Bee, its common to have limited data. In fact, there can be situations where no data are available, forcing engineers to resort to predictions, common sense, simulations etc. What one does is to give all the info, as much as possible and either make do with it or gather more. That is how it is done in the industry. You are troubling yourself with an unnecessary problem that has a trivial solution. You should be considering things like what type of process to use, the economics etc and not which of the 10 pieces of data to provide to your vendor or whether you should do some statistics on the data first
 
In God we trust, all others bring data - that's what I say! If you NEED more data, and only you know this, look around for more data. Put out an APB on the data! What does the water permit(s) say? Does the lab that does the testing of the water have some data you don't? If you can't find more data, set up a sampling and testing program, and get more data. What is the time frame covered by these ten data points? Days, weeks, months, years? Are there seasonality changes to worry about? Does the data cover this adequately? No, be sure your sampling and testing program addresses this. Sometimes you just have to wait, and collect enough data to be able to characterize the problem. Ten data points to characterize the feed to a WWTU seems inadequate/risky to me. Obviously, you have the same concern. Also, do you need to provide for an upcoming expansion? Is a new unit coming to the plant soon? What are it's needs? Should you fold these future demands into your project? Ask the project sponsor.



Good luck,
Latexman

Need help writing a question or understanding a reply? forum1529
 
Thank you Latexman and thorium1. I will stipulate to the suppliers that there is a lack of data, but I will give them the data we have available. If they require more data, we will need to set up a sampling and testing program until enough data is available.
 
For wastewater projects, the effluent guarantee will always be based on the raw wastewater parameters.
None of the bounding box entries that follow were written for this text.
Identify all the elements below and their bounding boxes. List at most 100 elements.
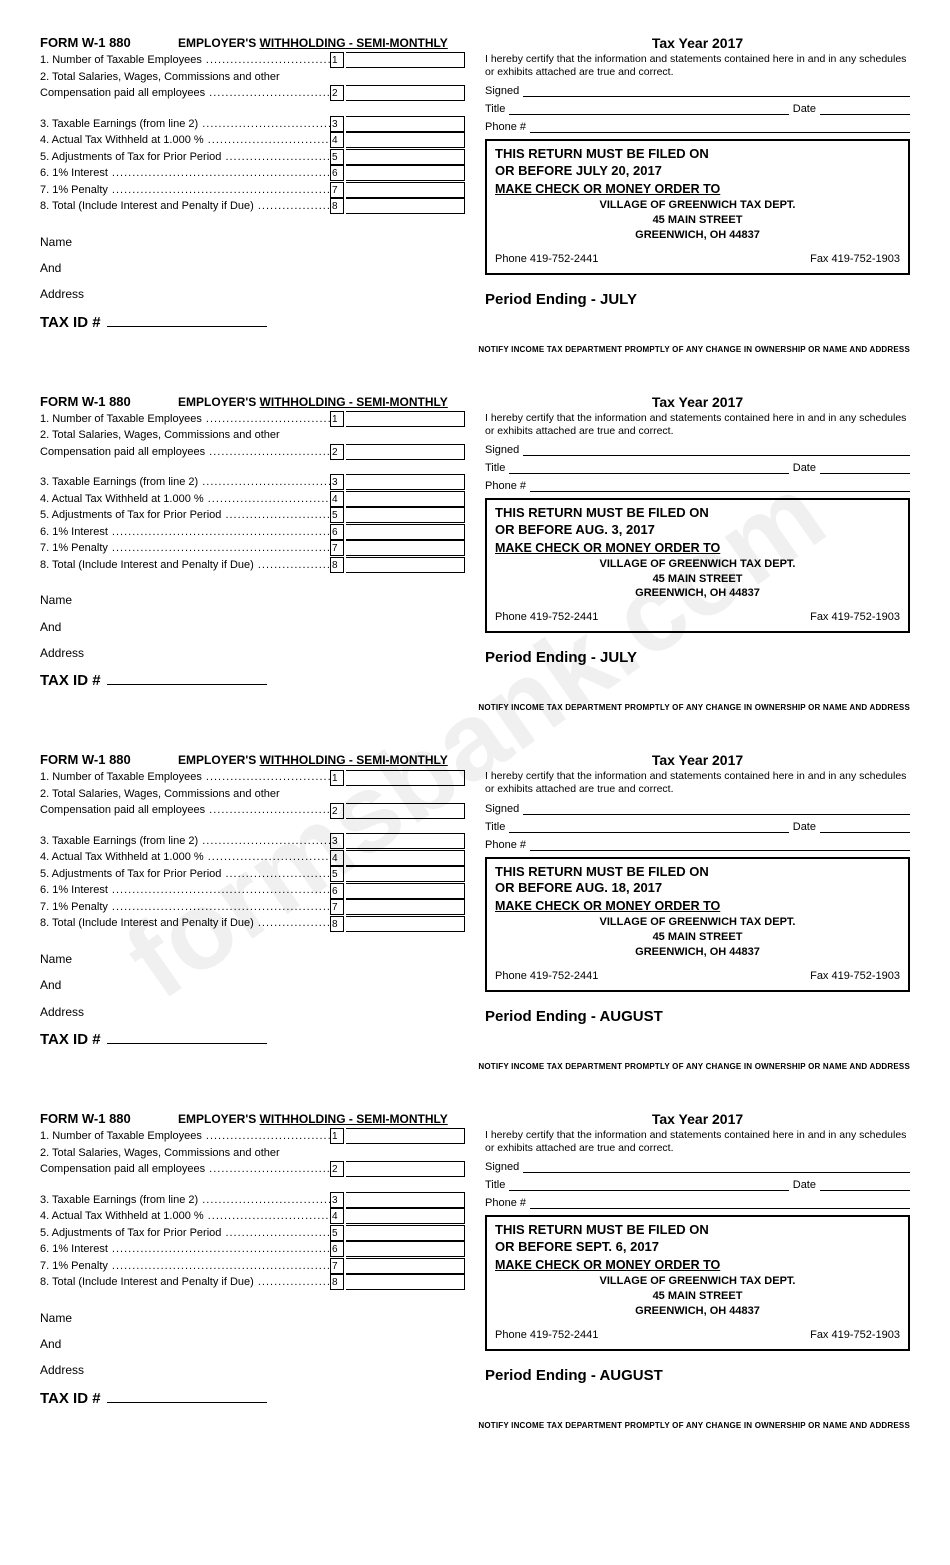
tax-id-input[interactable] <box>107 1402 267 1403</box>
name-label: Name <box>40 587 465 613</box>
line-7-input[interactable] <box>346 182 465 198</box>
line-1-num: 1 <box>330 1128 344 1144</box>
form-block-1: FORM W-1 880 EMPLOYER'S WITHHOLDING - SE… <box>40 20 910 379</box>
tax-id-input[interactable] <box>107 684 267 685</box>
line-7-label: 7. 1% Penalty <box>40 1258 330 1275</box>
line-8-num: 8 <box>330 557 344 573</box>
tax-id-label: TAX ID # <box>40 1390 465 1407</box>
line-3-input[interactable] <box>346 1192 465 1208</box>
form-code: FORM W-1 880 <box>40 1111 131 1126</box>
tax-id-text: TAX ID # <box>40 1031 101 1048</box>
line-4-input[interactable] <box>346 491 465 507</box>
line-1-input[interactable] <box>346 411 465 427</box>
form-code: FORM W-1 880 <box>40 35 131 50</box>
signed-input[interactable] <box>523 85 910 97</box>
line-4-input[interactable] <box>346 132 465 148</box>
phone-input[interactable] <box>530 1197 910 1209</box>
line-2a-label: 2. Total Salaries, Wages, Commissions an… <box>40 427 330 444</box>
line-6-input[interactable] <box>346 165 465 181</box>
line-5-input[interactable] <box>346 507 465 523</box>
line-3-input[interactable] <box>346 474 465 490</box>
line-2-input[interactable] <box>346 85 465 101</box>
line-1-input[interactable] <box>346 1128 465 1144</box>
line-1-input[interactable] <box>346 52 465 68</box>
line-2a-label: 2. Total Salaries, Wages, Commissions an… <box>40 1145 330 1162</box>
line-6-input[interactable] <box>346 883 465 899</box>
phone-label: Phone # <box>485 480 526 492</box>
line-2-num: 2 <box>330 85 344 101</box>
phone-number: Phone 419-752-2441 <box>495 253 598 265</box>
line-8-input[interactable] <box>346 198 465 214</box>
line-8-input[interactable] <box>346 1274 465 1290</box>
line-2a-label: 2. Total Salaries, Wages, Commissions an… <box>40 69 330 86</box>
line-8-label: 8. Total (Include Interest and Penalty i… <box>40 557 330 574</box>
form-title: EMPLOYER'S WITHHOLDING - SEMI-MONTHLY <box>161 36 465 50</box>
line-3-input[interactable] <box>346 116 465 132</box>
form-title-main: WITHHOLDING - SEMI-MONTHLY <box>260 36 448 50</box>
notice-box: THIS RETURN MUST BE FILED ON OR BEFORE J… <box>485 139 910 274</box>
tax-id-text: TAX ID # <box>40 314 101 331</box>
line-7-input[interactable] <box>346 1258 465 1274</box>
phone-number: Phone 419-752-2441 <box>495 1329 598 1341</box>
phone-input[interactable] <box>530 839 910 851</box>
line-1-input[interactable] <box>346 770 465 786</box>
line-7-input[interactable] <box>346 899 465 915</box>
phone-input[interactable] <box>530 480 910 492</box>
line-7-num: 7 <box>330 540 344 556</box>
line-2b-label: Compensation paid all employees <box>40 1161 330 1178</box>
line-2-input[interactable] <box>346 803 465 819</box>
line-2b-label: Compensation paid all employees <box>40 802 330 819</box>
signed-input[interactable] <box>523 1161 910 1173</box>
date-label: Date <box>793 462 816 474</box>
title-input[interactable] <box>509 1179 788 1191</box>
line-4-input[interactable] <box>346 1208 465 1224</box>
line-8-input[interactable] <box>346 557 465 573</box>
name-label: Name <box>40 229 465 255</box>
line-6-input[interactable] <box>346 1241 465 1257</box>
title-label: Title <box>485 1179 505 1191</box>
phone-label: Phone # <box>485 1197 526 1209</box>
deadline-line: OR BEFORE SEPT. 6, 2017 <box>495 1239 900 1256</box>
line-8-num: 8 <box>330 916 344 932</box>
title-input[interactable] <box>509 462 788 474</box>
notify-line: NOTIFY INCOME TAX DEPARTMENT PROMPTLY OF… <box>40 1062 910 1071</box>
tax-id-input[interactable] <box>107 326 267 327</box>
tax-id-input[interactable] <box>107 1043 267 1044</box>
filed-on-line: THIS RETURN MUST BE FILED ON <box>495 146 900 163</box>
line-4-input[interactable] <box>346 850 465 866</box>
date-input[interactable] <box>820 821 910 833</box>
line-3-input[interactable] <box>346 833 465 849</box>
line-7-num: 7 <box>330 182 344 198</box>
fax-number: Fax 419-752-1903 <box>810 611 900 623</box>
line-5-input[interactable] <box>346 149 465 165</box>
notify-line: NOTIFY INCOME TAX DEPARTMENT PROMPTLY OF… <box>40 345 910 354</box>
line-5-input[interactable] <box>346 866 465 882</box>
date-input[interactable] <box>820 1179 910 1191</box>
line-8-num: 8 <box>330 198 344 214</box>
line-5-input[interactable] <box>346 1225 465 1241</box>
phone-label: Phone # <box>485 839 526 851</box>
signed-input[interactable] <box>523 444 910 456</box>
line-1-num: 1 <box>330 411 344 427</box>
line-7-label: 7. 1% Penalty <box>40 540 330 557</box>
title-input[interactable] <box>509 103 788 115</box>
line-8-num: 8 <box>330 1274 344 1290</box>
line-4-label: 4. Actual Tax Withheld at 1.000 % <box>40 1208 330 1225</box>
line-7-input[interactable] <box>346 540 465 556</box>
line-6-label: 6. 1% Interest <box>40 165 330 182</box>
form-title-prefix: EMPLOYER'S <box>178 1112 260 1126</box>
date-input[interactable] <box>820 462 910 474</box>
line-6-input[interactable] <box>346 524 465 540</box>
line-5-num: 5 <box>330 149 344 165</box>
line-2-num: 2 <box>330 1161 344 1177</box>
phone-input[interactable] <box>530 121 910 133</box>
title-label: Title <box>485 821 505 833</box>
line-2-input[interactable] <box>346 444 465 460</box>
date-input[interactable] <box>820 103 910 115</box>
title-input[interactable] <box>509 821 788 833</box>
line-2-input[interactable] <box>346 1161 465 1177</box>
period-ending: Period Ending - AUGUST <box>485 1367 910 1384</box>
line-3-num: 3 <box>330 116 344 132</box>
signed-input[interactable] <box>523 803 910 815</box>
line-8-input[interactable] <box>346 916 465 932</box>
These parameters are generally specified as an operational range. Wastewater tneds to have highly variable parameters and there is little value in doing a statistical evaluation because in the end, the wastewater treatment system has to achieve the effluent guarantees at all times.

Conductivity is rarely used in wastewater treatment unless one is doing some type of desalination process.

 
bimr is right on this point. BOD, COD is an important parameter in wastewater treatment, but as the OP is unwilling to share the purpose of the treatment plant, the required effluent parameters as well as the selected treatment types, there is not much to help in that aspect. Damping the fluctuations using appropriately sized equalization tanks will be important, therefore mean values or his 3 standard deviations are not going to be helpful. In fact, ALL the data will be needed to help size the equalization tanks as tanks are integrating systems.